'Into the Storm' Review: 'Sharknado' Without Sharks

My hope was that like "Piranha 3D" (2010),  "Shark Knight" (2011) and "Doomsday" (2008), "Into the Storm" would not only embrace its genre roots but put the pedal to the metal as far as carnage, creatively grisly deaths, and gratuitous nudity. What we got is a C-grade TV movie with Sci-Fi Channel -- sorry --Syfy Channel-level special effects.

Welcome to August. 

Somewhere over the town of Silverton Oklahoma, an unprecedented weather system develops that can't stop creating tornadoes: Big tornadoes, small tornadoes, twin tornadoes, tornado armies, and mile-wide tornadoes more destructive than a 'roid-raged Godzilla.

Caught in the middle is the graduating class of Silverton high school; professional tornado chasers; two countrified yahoos in search of YouTube fame; and a stereotypically busy dad with stereotypically embittered teenage sons dealing with the stereotypical loss of a stereotypically dead mom.

The human interaction between the disaster set-pieces makes "Twister" look like Tolstoy. The "drama" is as bad as those 1970's all-star Irwin Allen disaster movies that came long after Allen had run out of ideas. So instead of having superstars like Michael Caine, Richard Widmark, Jacqueline Bissett and Paul Newman spouting terrible dialogue, it's vacant teenage girls, metrosexual teenage boys, and whats-his-name TV stars.

"Into the Storm" can't even decide if it belongs in the found footage genre. While much of the movie is contrived around someone holding a camera, at times it's just not. Whatevs.

To its credit, "Into the Storm" certainly isn't boring and does have positive things to say about the human spirit, the heartland of America, and even how it's better to have a weapon and not need it then to need it and not have it.
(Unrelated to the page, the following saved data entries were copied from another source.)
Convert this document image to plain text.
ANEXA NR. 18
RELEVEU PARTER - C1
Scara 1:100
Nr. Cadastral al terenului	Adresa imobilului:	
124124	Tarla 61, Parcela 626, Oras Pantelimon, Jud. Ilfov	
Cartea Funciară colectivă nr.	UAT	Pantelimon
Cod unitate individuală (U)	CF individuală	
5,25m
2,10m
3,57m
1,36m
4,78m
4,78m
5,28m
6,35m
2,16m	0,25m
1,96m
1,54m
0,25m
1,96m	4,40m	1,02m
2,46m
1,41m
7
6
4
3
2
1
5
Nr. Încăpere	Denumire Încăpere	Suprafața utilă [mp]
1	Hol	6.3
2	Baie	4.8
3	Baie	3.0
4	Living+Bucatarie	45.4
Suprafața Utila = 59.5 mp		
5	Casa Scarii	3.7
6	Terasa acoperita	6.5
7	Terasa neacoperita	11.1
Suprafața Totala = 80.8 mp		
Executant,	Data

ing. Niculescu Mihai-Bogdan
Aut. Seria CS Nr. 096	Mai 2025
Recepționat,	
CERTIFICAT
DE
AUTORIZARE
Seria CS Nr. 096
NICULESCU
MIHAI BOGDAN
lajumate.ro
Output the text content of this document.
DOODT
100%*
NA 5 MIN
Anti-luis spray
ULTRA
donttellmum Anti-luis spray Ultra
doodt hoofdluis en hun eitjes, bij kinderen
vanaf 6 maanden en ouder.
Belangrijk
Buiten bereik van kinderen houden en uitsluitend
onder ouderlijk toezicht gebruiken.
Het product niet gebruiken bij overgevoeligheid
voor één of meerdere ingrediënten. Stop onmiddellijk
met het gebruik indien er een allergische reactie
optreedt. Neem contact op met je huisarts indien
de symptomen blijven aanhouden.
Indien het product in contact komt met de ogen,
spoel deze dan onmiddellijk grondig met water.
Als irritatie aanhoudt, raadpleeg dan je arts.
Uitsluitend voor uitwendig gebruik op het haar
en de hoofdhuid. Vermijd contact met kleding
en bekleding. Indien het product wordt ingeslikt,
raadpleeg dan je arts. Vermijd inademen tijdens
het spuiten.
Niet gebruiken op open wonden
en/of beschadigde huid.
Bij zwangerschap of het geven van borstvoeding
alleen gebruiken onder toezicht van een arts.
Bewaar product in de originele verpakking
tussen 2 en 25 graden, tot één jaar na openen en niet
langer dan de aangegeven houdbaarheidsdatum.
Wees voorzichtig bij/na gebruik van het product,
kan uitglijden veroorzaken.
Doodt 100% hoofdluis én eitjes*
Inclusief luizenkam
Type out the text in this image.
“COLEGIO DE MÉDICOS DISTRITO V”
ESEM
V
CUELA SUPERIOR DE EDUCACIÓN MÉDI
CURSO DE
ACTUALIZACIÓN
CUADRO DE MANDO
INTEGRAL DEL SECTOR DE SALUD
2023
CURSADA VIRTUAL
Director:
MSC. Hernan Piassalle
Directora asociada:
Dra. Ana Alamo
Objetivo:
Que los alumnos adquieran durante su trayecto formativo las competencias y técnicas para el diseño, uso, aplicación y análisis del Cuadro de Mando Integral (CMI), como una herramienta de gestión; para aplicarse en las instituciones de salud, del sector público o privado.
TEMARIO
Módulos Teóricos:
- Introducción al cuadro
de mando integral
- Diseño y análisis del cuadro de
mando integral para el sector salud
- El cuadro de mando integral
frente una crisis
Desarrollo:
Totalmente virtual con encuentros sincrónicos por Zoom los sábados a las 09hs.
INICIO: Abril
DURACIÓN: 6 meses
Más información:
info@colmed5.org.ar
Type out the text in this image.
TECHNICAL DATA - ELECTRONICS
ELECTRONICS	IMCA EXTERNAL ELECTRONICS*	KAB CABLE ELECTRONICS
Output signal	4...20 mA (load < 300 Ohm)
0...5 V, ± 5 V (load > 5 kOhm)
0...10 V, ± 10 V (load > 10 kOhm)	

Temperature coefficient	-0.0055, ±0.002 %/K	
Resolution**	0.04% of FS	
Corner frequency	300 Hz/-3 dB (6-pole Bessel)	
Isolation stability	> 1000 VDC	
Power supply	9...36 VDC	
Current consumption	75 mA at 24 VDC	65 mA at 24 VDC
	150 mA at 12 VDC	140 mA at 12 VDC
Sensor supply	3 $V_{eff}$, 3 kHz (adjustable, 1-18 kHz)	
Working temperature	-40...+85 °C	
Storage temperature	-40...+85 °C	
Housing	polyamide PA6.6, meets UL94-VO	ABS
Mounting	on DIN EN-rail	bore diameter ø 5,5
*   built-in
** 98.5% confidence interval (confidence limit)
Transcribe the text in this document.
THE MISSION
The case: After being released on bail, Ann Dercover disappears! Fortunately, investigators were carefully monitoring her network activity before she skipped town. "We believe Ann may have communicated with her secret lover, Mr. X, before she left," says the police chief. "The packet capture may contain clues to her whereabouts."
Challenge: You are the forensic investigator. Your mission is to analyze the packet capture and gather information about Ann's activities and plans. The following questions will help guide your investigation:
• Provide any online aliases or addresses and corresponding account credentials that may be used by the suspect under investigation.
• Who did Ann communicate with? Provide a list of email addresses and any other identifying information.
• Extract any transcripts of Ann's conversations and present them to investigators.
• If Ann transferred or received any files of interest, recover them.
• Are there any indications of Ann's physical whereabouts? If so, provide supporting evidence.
Naturally there's the expected enviro-wacko vibe. But all that nonsense comes from a chirpy, very-concerned-about-the-planet-n-stuff teenage hottie, so maybe the movie is a brilliant piece of right-wing subversion. The inept principal did look an awful lot like Barack Obama.

I'm grasping.

"Into the Storm" could have ruled like Ramses. Why did it have to take itself so gosh-darned seriously?  Far be it for me to tell someone else how to make a movie but some zombies and sharks and nudity and buckets of blood and a caustic sense of humor and a C. Thomas Howell cameo surely wouldn’t have hurt.